Race and Psychopathic Personality

Racial differences in “average personality.”

by Richard Lynn

For as long as official statistics have been kept, blacks in white societies have been overrepresented in all indices of social pathology: crime, illegitimacy, poverty, school failure, and long-term unemployment. The conventional liberal explanation for this is white “racism,” past and present, which has forced blacks into self-destructive choices. More clear-headed observers, however, have sought a partial explanation in the low average IQ of blacks.

Low IQ can lead to crime because less intelligent children do poorly at school and fail to learn the skills needed to get well-paid jobs, or even any job. Unemployment is therefore two to three times higher among blacks than whites. People without jobs need money, and have relatively little to lose by robbery or burglary, and may therefore commit property crimes. The association between low intelligence and crime holds for whites as well, among whom the average IQ of criminals is about 84.
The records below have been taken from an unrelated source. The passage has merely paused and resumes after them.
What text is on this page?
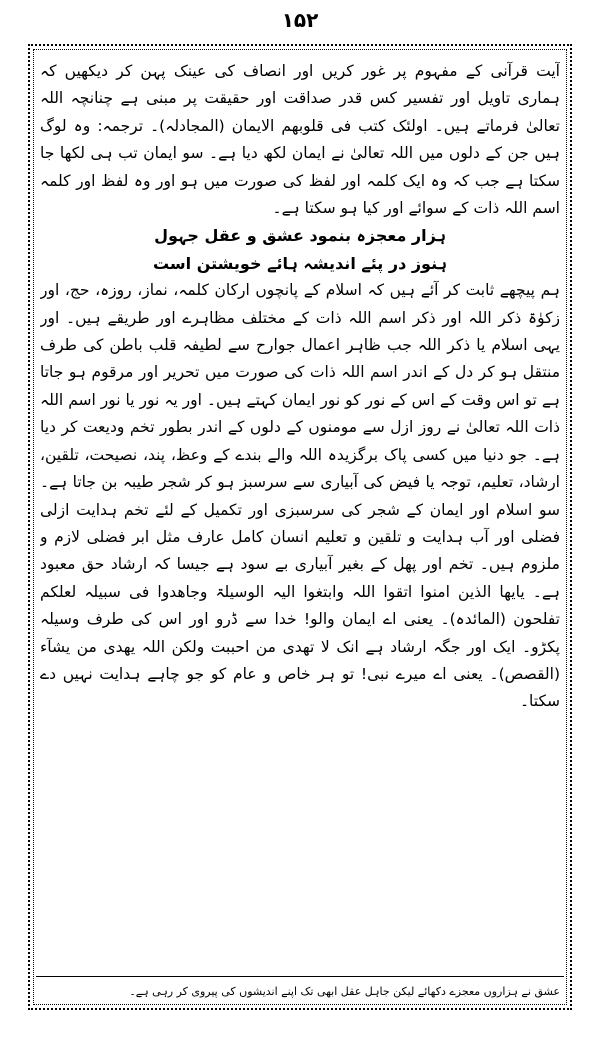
۱۵۲

آیت قرآنی کے مفہوم پر غور کریں اور انصاف کی عینک پہن کر دیکھیں کہ ہماری تاویل اور تفسیر کس قدر صداقت اور حقیقت پر مبنی ہے چنانچہ اللہ تعالیٰ فرماتے ہیں۔ اولئک کتب فی قلوبھم الایمان (المجادلہ)۔ ترجمہ: وہ لوگ ہیں جن کے دلوں میں اللہ تعالیٰ نے ایمان لکھ دیا ہے۔ سو ایمان تب ہی لکھا جا سکتا ہے جب کہ وہ ایک کلمہ اور لفظ کی صورت میں ہو اور وہ لفظ اور کلمہ اسم اللہ ذات کے سوائے اور کیا ہو سکتا ہے۔

ہزار معجزہ بنمود عشق و عقل جہول

ہنوز در پئے اندیشہ ہائے خویشتن است

ہم پیچھے ثابت کر آئے ہیں کہ اسلام کے پانچوں ارکان کلمہ، نماز، روزہ، حج، اور زکوٰۃ ذکر اللہ اور ذکر اسم اللہ ذات کے مختلف مظاہرے اور طریقے ہیں۔ اور یہی اسلام یا ذکر اللہ جب ظاہر اعمال جوارح سے لطیفہ قلب باطن کی طرف منتقل ہو کر دل کے اندر اسم اللہ ذات کی صورت میں تحریر اور مرقوم ہو جاتا ہے تو اس وقت کے اس کے نور کو نور ایمان کہتے ہیں۔ اور یہ نور یا نور اسم اللہ ذات اللہ تعالیٰ نے روز ازل سے مومنوں کے دلوں کے اندر بطور تخم ودیعت کر دیا ہے۔ جو دنیا میں کسی پاک برگزیدہ اللہ والے بندے کے وعظ، پند، نصیحت، تلقین، ارشاد، تعلیم، توجہ یا فیض کی آبیاری سے سرسبز ہو کر شجر طیبہ بن جاتا ہے۔ سو اسلام اور ایمان کے شجر کی سرسبزی اور تکمیل کے لئے تخم ہدایت ازلی فضلی اور آب ہدایت و تلقین و تعلیم انسان کامل عارف مثل ابر فضلی لازم و ملزوم ہیں۔ تخم اور پھل کے بغیر آبیاری بے سود ہے جیسا کہ ارشاد حق معبود ہے۔ یایھا الذین امنوا اتقوا اللہ وابتغوا الیہ الوسیلۃ وجاھدوا فی سبیلہ لعلکم تفلحون (المائدہ)۔ یعنی اے ایمان والو! خدا سے ڈرو اور اس کی طرف وسیلہ پکڑو۔ ایک اور جگہ ارشاد ہے انک لا تھدی من احببت ولکن اللہ یھدی من یشآء (القصص)۔ یعنی اے میرے نبی! تو ہر خاص و عام کو جو چاہے ہدایت نہیں دے سکتا۔

عشق نے ہزاروں معجزے دکھائے لیکن جاہل عقل ابھی تک اپنے اندیشوں کی پیروی کر رہی ہے۔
Nevertheless, as Charles Murray and the late Richard Herrnstein showed in their book The Bell Curve, low IQ cannot entirely explain a black crime rate that is six-and-a-half times the white rate. When blacks and whites are matched for IQ, blacks still commit crimes at two-and-a-half times the white rate. This shows that blacks must have some other characteristic, besides low intelligence, that explains their high levels of criminality.
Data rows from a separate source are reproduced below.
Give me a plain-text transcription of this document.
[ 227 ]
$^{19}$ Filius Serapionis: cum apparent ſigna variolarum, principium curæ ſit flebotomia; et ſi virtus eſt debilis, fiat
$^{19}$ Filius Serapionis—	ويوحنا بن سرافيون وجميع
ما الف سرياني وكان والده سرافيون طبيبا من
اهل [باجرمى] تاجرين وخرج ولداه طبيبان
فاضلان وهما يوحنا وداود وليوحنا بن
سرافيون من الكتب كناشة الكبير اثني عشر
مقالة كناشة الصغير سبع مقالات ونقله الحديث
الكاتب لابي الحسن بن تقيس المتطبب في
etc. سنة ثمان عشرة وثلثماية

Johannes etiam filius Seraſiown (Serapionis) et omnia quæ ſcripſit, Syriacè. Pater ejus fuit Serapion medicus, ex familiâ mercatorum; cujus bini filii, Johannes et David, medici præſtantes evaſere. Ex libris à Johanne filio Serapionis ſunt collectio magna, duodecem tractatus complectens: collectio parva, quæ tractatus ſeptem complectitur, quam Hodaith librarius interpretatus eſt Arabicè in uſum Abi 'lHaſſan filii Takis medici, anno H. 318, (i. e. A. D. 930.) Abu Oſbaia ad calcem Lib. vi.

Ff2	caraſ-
Prof. Herrnstein and Dr. Murray found the same race and IQ relationship for social problems other than crime: unemployment, illegitimacy, poverty, and living on welfare. All of these are more frequent among blacks and are related to low IQ, and low IQ goes some way towards explaining them, but these social problems remain greater among blacks than among whites with the same IQs. Low intelligence is therefore not the whole explanation. Prof. Herrnstein and Dr. Murray did not offer any suggestions as to what the additional factors responsible for the greater prevalence of these social problems among blacks might be. They concluded only that “some ethnic differences are not washed away by controlling for either intelligence or for any other variables that we examined. We leave those remaining differences unexplained and look forward to learning from our colleagues where the explanations lie” (p. 340).